Why non physical compliments are so important to build body confidence
Have you ever had a time where you’ve bumped into a friend and they say: “You look good. Have you lost weight?” Whether you have or haven’t is irrelevant – the focus is suddenly on your body. And even if it was meant as a compliment, it could actually make you feel worse. That’s because what they’ve said doesn’t acknowledge you, but your appearance. It might even make you wonder what they thought you looked like before. This is why the best compliments to give someone are often the ones that have little to do with appearance.
But doesn’t everyone talk about their body? Yes, it’s true: body talk is incredibly common, in fact, some 93% of women have engaged in it at some point.
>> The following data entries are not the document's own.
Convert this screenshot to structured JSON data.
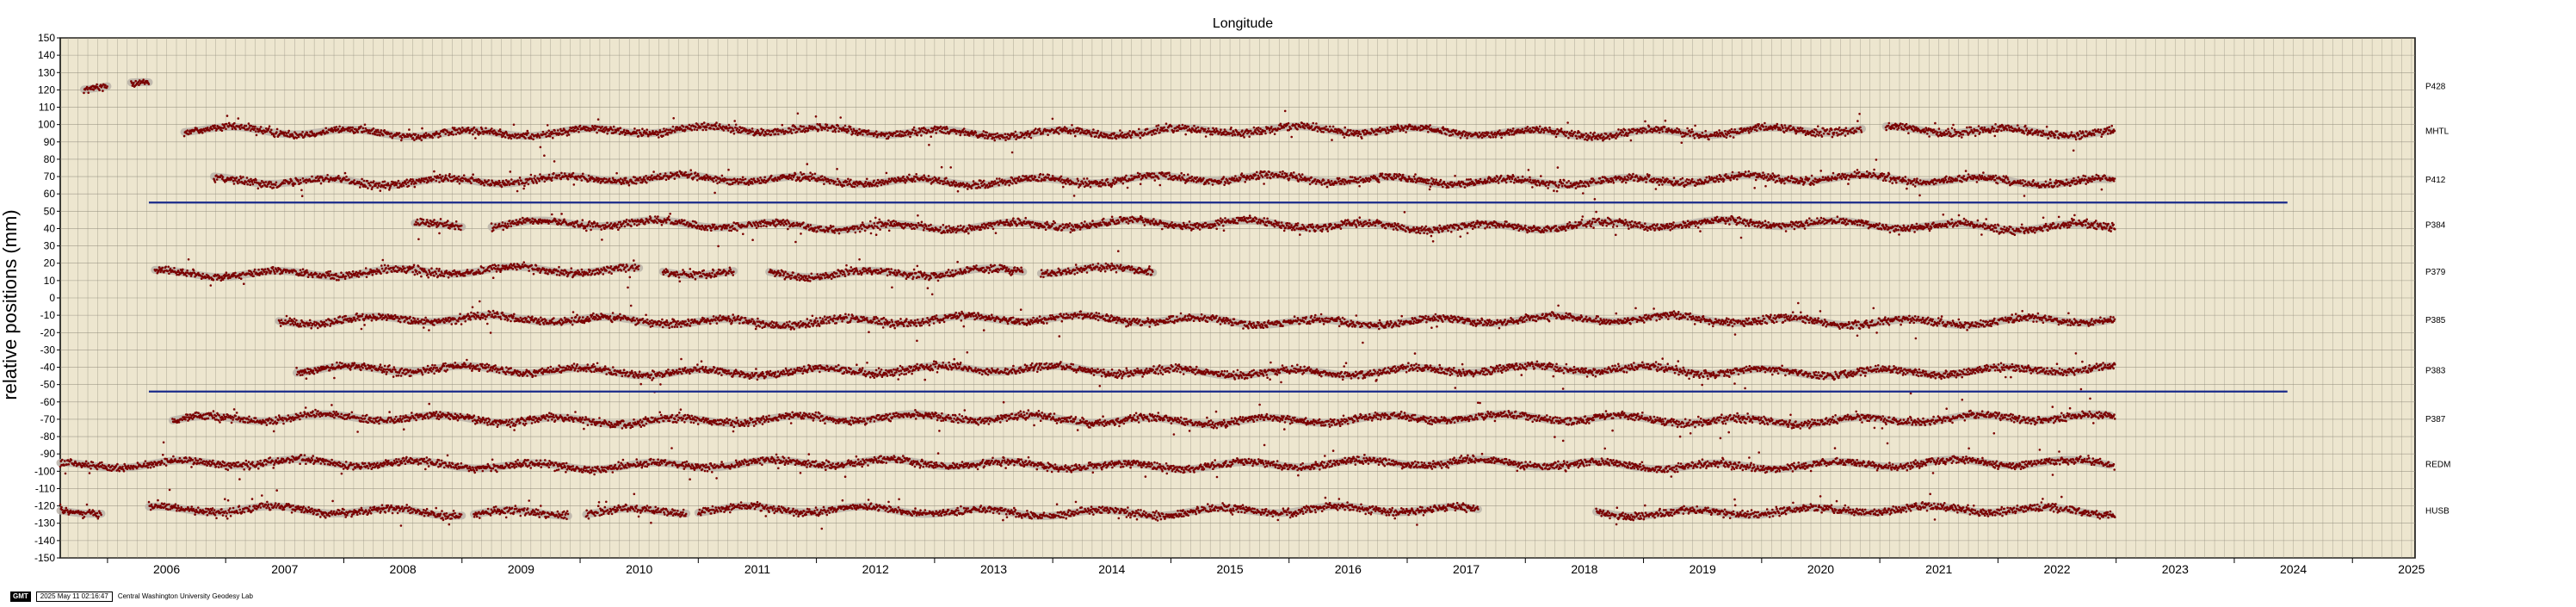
{
  "chart_data": {
    "type": "scatter",
    "title": "Longitude",
    "ylabel": "relative positions (mm)",
    "xlabel": "",
    "xlim": [
      2005.6,
      2025.53
    ],
    "ylim": [
      -150,
      150
    ],
    "x_ticks": [
      "2006",
      "2007",
      "2008",
      "2009",
      "2010",
      "2011",
      "2012",
      "2013",
      "2014",
      "2015",
      "2016",
      "2017",
      "2018",
      "2019",
      "2020",
      "2021",
      "2022",
      "2023",
      "2024",
      "2025"
    ],
    "y_ticks": [
      150,
      140,
      130,
      120,
      110,
      100,
      90,
      80,
      70,
      60,
      50,
      40,
      30,
      20,
      10,
      0,
      -10,
      -20,
      -30,
      -40,
      -50,
      -60,
      -70,
      -80,
      -90,
      -100,
      -110,
      -120,
      -130,
      -140,
      -150
    ],
    "grid": true,
    "colors": {
      "points": "#7a0000",
      "band": "#b8b2a8",
      "reference": "#1a2a8a",
      "background": "#ede6cf",
      "grid": "#8f8a7a"
    },
    "series": [
      {
        "name": "P428",
        "offset": 122,
        "segments": [
          [
            2005.8,
            2006.0
          ],
          [
            2006.2,
            2006.35
          ]
        ]
      },
      {
        "name": "MHTL",
        "offset": 96,
        "segments": [
          [
            2006.65,
            2020.85
          ],
          [
            2021.05,
            2022.99
          ]
        ]
      },
      {
        "name": "P412",
        "offset": 68,
        "segments": [
          [
            2006.9,
            2022.99
          ]
        ]
      },
      {
        "name": "P384",
        "offset": 42,
        "segments": [
          [
            2008.6,
            2009.0
          ],
          [
            2009.25,
            2022.99
          ]
        ]
      },
      {
        "name": "P379",
        "offset": 15,
        "segments": [
          [
            2006.4,
            2010.5
          ],
          [
            2010.7,
            2011.3
          ],
          [
            2011.6,
            2013.75
          ],
          [
            2013.9,
            2014.85
          ]
        ]
      },
      {
        "name": "P385",
        "offset": -13,
        "segments": [
          [
            2007.45,
            2022.99
          ]
        ]
      },
      {
        "name": "P383",
        "offset": -42,
        "segments": [
          [
            2007.6,
            2022.99
          ]
        ]
      },
      {
        "name": "P387",
        "offset": -70,
        "segments": [
          [
            2006.55,
            2022.99
          ]
        ]
      },
      {
        "name": "REDM",
        "offset": -96,
        "segments": [
          [
            2005.6,
            2022.99
          ]
        ]
      },
      {
        "name": "HUSB",
        "offset": -123,
        "segments": [
          [
            2005.6,
            2005.95
          ],
          [
            2006.35,
            2009.0
          ],
          [
            2009.1,
            2009.9
          ],
          [
            2010.05,
            2010.9
          ],
          [
            2011.0,
            2017.6
          ],
          [
            2018.6,
            2022.99
          ]
        ]
      }
    ],
    "reference_lines": [
      {
        "y": 55,
        "x": [
          2006.35,
          2024.45
        ]
      },
      {
        "y": -54,
        "x": [
          2006.35,
          2024.45
        ]
      }
    ]
  },
  "footer": {
    "logo": "GMT",
    "timestamp": "2025 May 11 02:16:47",
    "credit": "Central Washington University Geodesy Lab"
  }
}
Research has found that just three minutes of this type of talk is enough to increase body dissatisfaction. And this is a big deal: low body confidence has been linked to everything from lack of assertiveness and lower grades to anxiety, depression and disordered eating. Strengthening our self-esteem and building up body confidence boosts our wellbeing and benefits everyone, especially children.
With Dove research finding that 54% of girls don’t feel good about the way they look, it might seem like the solution is to praise their appearance more – tell them they’re pretty or their hair is cute – but this is where non-physical compliments come in. Raising a happy, strong and confident daughter or son means taking the focus away from their outward appearance. By doing so, we can improve confidence and smash narrow beauty standards.
For starters, focus on functionality. Help young people view their bodies more positively by guiding them to think about what it allows them to do and feel. Maybe their hands enable them to create beautiful crafts, or their sense of smell helps them bake delicious desserts. Maybe you want to compliment their brain for remembering so many facts or for the way they give great hugs. But remember that not everybody has the same capabilities or works the same way, so the best compliments to give someone should help them appreciate exactly why they’re unique.
And what about personality compliments? The next time you bump into a friend, try complimenting them on their kindness, how they make you laugh, on the resilience they’ve shown recently, or how well you feel they listen to you. The best compliments to give someone are the ones that make people feel good for who they are, not what they look like. Helping people accept all parts of themselves will naturally help them build body confidence, too.